Round Five: Mario Butler, CB, Georgia Tech
My prediction is that Thompson will take two mid-to-late-round shots at finding another impact corner this April, and Mario Butler’s play-making skills warrant a selection here.
Butler has the right combination of size and speed for a future NFL corner. He also started thirty-eight consecutive games with the Yellow Jackets and steadily improved as his career went on.
He also appears to have ball skills similar to his former teammate, Safety Morgan Burnett, whom the Packers traded up for in round three of last year’s draft.
Butler would compete with Carmichael (mentioned earlier) Pat Lee, Brandon Underwood, and Jarret Bush for what are likely to be two or three roster spots.
Round Six: Mike Mohamed, ILB, California
With Green Bay likely losing either AJ Hawk or Nick Barnett due to Salary Cap management they should look to find some kind of replacement in this year’s draft.
Mike Mohamed is a smart and durable player who has experience playing the inside position in a 3-4 defense. He reminds me of Brandon Chillar due to his exceptional pass coverage abilities, but will need to be more physical and aggressive against the run and in pass rush situations to become an eventual starter.
In the meantime, he should do well on special teams and could see the field on some passing downs in 2011.

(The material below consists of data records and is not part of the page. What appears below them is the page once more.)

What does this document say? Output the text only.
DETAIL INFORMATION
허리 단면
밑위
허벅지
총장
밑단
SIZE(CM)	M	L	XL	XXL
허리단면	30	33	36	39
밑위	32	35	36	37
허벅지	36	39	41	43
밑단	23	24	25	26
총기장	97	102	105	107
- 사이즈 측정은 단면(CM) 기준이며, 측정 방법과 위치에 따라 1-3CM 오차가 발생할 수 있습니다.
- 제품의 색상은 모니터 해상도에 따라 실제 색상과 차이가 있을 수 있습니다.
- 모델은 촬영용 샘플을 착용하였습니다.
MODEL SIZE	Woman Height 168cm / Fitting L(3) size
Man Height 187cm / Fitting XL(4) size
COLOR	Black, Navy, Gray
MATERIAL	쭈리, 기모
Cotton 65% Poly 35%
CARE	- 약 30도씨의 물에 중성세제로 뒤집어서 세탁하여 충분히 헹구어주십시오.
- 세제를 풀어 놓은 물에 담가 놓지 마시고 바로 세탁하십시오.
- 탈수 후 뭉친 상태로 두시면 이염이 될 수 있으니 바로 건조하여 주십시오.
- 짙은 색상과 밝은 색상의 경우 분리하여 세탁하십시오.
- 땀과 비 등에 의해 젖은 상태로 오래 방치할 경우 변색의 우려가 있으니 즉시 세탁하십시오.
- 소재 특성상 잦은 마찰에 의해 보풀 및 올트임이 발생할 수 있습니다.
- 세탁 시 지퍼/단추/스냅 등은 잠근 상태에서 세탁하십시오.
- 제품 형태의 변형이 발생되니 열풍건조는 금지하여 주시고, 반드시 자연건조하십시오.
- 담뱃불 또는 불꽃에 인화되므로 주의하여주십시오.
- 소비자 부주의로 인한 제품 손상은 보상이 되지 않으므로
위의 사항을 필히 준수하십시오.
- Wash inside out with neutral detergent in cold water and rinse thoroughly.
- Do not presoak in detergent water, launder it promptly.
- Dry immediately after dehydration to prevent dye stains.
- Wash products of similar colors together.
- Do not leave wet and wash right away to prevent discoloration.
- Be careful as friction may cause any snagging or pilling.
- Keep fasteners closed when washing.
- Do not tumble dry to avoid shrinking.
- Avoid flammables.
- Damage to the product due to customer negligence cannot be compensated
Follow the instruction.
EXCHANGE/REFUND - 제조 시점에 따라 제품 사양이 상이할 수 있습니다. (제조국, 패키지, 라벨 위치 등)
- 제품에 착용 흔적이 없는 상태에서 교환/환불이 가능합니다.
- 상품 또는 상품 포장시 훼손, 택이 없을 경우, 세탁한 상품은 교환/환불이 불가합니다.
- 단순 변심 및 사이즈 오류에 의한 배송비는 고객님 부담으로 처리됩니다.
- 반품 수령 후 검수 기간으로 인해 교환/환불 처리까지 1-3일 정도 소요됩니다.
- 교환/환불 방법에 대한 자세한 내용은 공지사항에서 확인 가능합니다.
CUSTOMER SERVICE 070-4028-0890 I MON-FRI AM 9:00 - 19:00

Round Seven: Denarius Moore, WR, Tennessee
Moore has already jumped up draft boards since he landed on my radar a few months ago.
Considering his size and ability to stretch the field, I wouldn’t be surprised to see him become a potential third or fourth round pick by April.
His specialty in college was using his speed to outrun corners, but he also has a good double move, adjusts well to the ball in the air, and isn’t afraid to leap up and grab the ball when surrounded by defenders.
If James Jones doesn’t return, Jordy Nelson will be the full-time third receiver while Brett Swain will likely remain the fifth, allowing Moore to become the fourth receiver as he adjusts to the speed of the NFL.